Blackpool litter picks.

From a recent field trip to Blackpool on a busy August Saturday. All found along the promenade and down the piers. Litter picking can be a way to connect to your surroundings, find out about people and practices, imagine scenarios, and do a little bit for the environment in the process. Blackpool as a tourist destination that facilitates family fun and entertainment, is revealed through these colourful fragments. From trad buckets and spades, to fun snaps and silly string, and bolstered by sugarBlackpool is steeped in invitations to play and be playful.

The (Amusement) Arcades Project

Sample field notes from my PhD project. The (Amusement) Arcades Project creatively and critically explores the contemporary British seaside amusement arcade as a uniquely sensory and affective space. The project moves beyond historical reductive understandings of amusement arcades as dejected commercial spaces primarily constituting sites of deviance and gambling, to challenge negative perceptions that situate these sites as places of low commercial culture that contribute to the decline of British seaside resorts. Due to their undervalued nature, arcades remain neglected in the arena of research despite persisting as popular sub-holiday destinations throughout the UK. Archive image research that foregrounds the arcade’s development and sensory history and heritage lays the way for the project’s returned research trips to Blackpool to collect primary data (fieldnotes, soundwalk recordings and photographs). This project sits at the intersection of art, visual culture and human geography, creating and communicating the nuanced and underexplored qualities and experiences of seaside amusement arcades in their contemporary contexts.

Blackpool at night.

Postcards exploring the unique lightscape of Blackpool at night.

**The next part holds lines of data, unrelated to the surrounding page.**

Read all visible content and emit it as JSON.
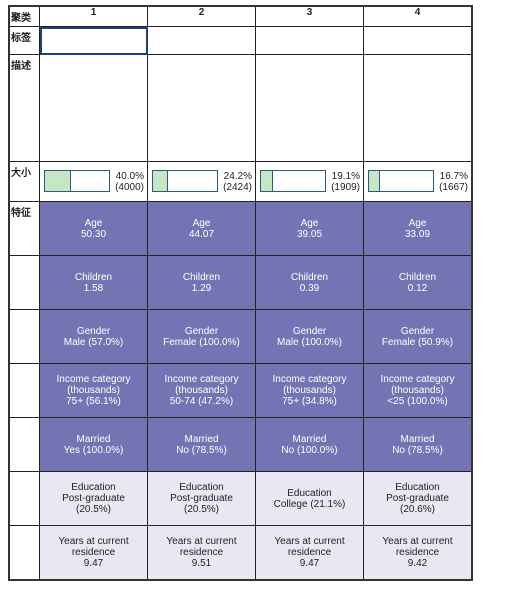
{
  "row_headers": {
    "cluster": "聚类",
    "label": "标签",
    "description": "描述",
    "size": "大小",
    "features": "特征"
  },
  "clusters": [
    {
      "id": "1",
      "size_pct": "40.0%",
      "size_count": "(4000)",
      "fill": 40.0,
      "features": [
        [
          "Age",
          "50.30"
        ],
        [
          "Children",
          "1.58"
        ],
        [
          "Gender",
          "Male (57.0%)"
        ],
        [
          "Income category",
          "(thousands)",
          "75+ (56.1%)"
        ],
        [
          "Married",
          "Yes (100.0%)"
        ],
        [
          "Education",
          "Post-graduate",
          "(20.5%)"
        ],
        [
          "Years at current",
          "residence",
          "9.47"
        ]
      ]
    },
    {
      "id": "2",
      "size_pct": "24.2%",
      "size_count": "(2424)",
      "fill": 24.2,
      "features": [
        [
          "Age",
          "44.07"
        ],
        [
          "Children",
          "1.29"
        ],
        [
          "Gender",
          "Female (100.0%)"
        ],
        [
          "Income category",
          "(thousands)",
          "50-74 (47.2%)"
        ],
        [
          "Married",
          "No (78.5%)"
        ],
        [
          "Education",
          "Post-graduate",
          "(20.5%)"
        ],
        [
          "Years at current",
          "residence",
          "9.51"
        ]
      ]
    },
    {
      "id": "3",
      "size_pct": "19.1%",
      "size_count": "(1909)",
      "fill": 19.1,
      "features": [
        [
          "Age",
          "39.05"
        ],
        [
          "Children",
          "0.39"
        ],
        [
          "Gender",
          "Male (100.0%)"
        ],
        [
          "Income category",
          "(thousands)",
          "75+ (34.8%)"
        ],
        [
          "Married",
          "No (100.0%)"
        ],
        [
          "Education",
          "College (21.1%)"
        ],
        [
          "Years at current",
          "residence",
          "9.47"
        ]
      ]
    },
    {
      "id": "4",
      "size_pct": "16.7%",
      "size_count": "(1667)",
      "fill": 16.7,
      "features": [
        [
          "Age",
          "33.09"
        ],
        [
          "Children",
          "0.12"
        ],
        [
          "Gender",
          "Female (50.9%)"
        ],
        [
          "Income category",
          "(thousands)",
          "<25 (100.0%)"
        ],
        [
          "Married",
          "No (78.5%)"
        ],
        [
          "Education",
          "Post-graduate",
          "(20.6%)"
        ],
        [
          "Years at current",
          "residence",
          "9.42"
        ]
      ]
    }
  ],
  "colors": {
    "important_feature": "#7474b4",
    "less_important_feature": "#e8e8f2",
    "size_fill": "#c6e6c6",
    "selection": "#1f3f7a"
  }
}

These are from the 1970s and 1980s.

Photo postcard slide photo postcard.

  1. Bank Holiday in Blackpool / 2. The North Bay, Scarborough / 3. The Windmill, Bidsten Hill, Birkenhead / 4. Sefton Park, Liverpool / 5. Cotton Exchange, Liverpool / 6. Rhuddlan Castle / 7. Brittania Tubular Bridge / 8. Pen Rhos College, Colwyn Bay / 9. Dyserth Waterfall near Rhyl / 10. Scott Series No. 565 Barmouth by Moonlight / 11. Waterfall, Jesmond Dene, Newcastle-on-Tyne / 12. Betwis-y-Coed Pandy Bridge. Work exhibited and published in The Imaginary Museum: Art Library as Archive Exhibition & Book, Leeds College of Art and Leeds Central Library. 2015.

Coin cups.

Coin cups from Blackpool’s amusement arcades. Been thinking about the materiality of coins in an increasingly contactless society. The smell of 2ps and 10ps. The sounds of coins, when you drop them or rummage through them. The weight of them in your pocket and the way they heat up when held in your hand. How they age and travel and circulate. Encounters with vending machines and charity boxes. Those slow collections of them in big whiskey bottles.

Seaside arcade shoe pics.

Risograph print of nine seaside amusement arcade carpet shoe pics, from ongoing The Amusement Arcades Project. 2021.

The Blue Guide.

This photographic collage adopts the title of one of Roland Barthes Mythologies essays, first translated into English in 1957. Barthes dates the mythology of the Blue Guide (the travel guidebook) back to the 19th century, to a phase in history when the bourgeoisie was “enjoying a kind of new-born euphoria in buying effort, in keeping its image and essence without feeling any of its ill-effects.” He critiques the aesthetic existence of the Blue Guide with its presentation of landscapes lacking in spaciousness. Many of us have experienced ‘travel’ as a predetermined process, mapped out by a trusted ‘guide book’ that manipulates our collective memories.

By juxtaposing numerous fragmented blue skies from travel brochures and guidebooks, this work explores the ethereal pretense of the popular travel image and its place in the travel experience.

Work exhibited in Mapping Memory, Unfold Fringe for British Art Show,  at 42 New Briggate, Leeds. 2015-2016.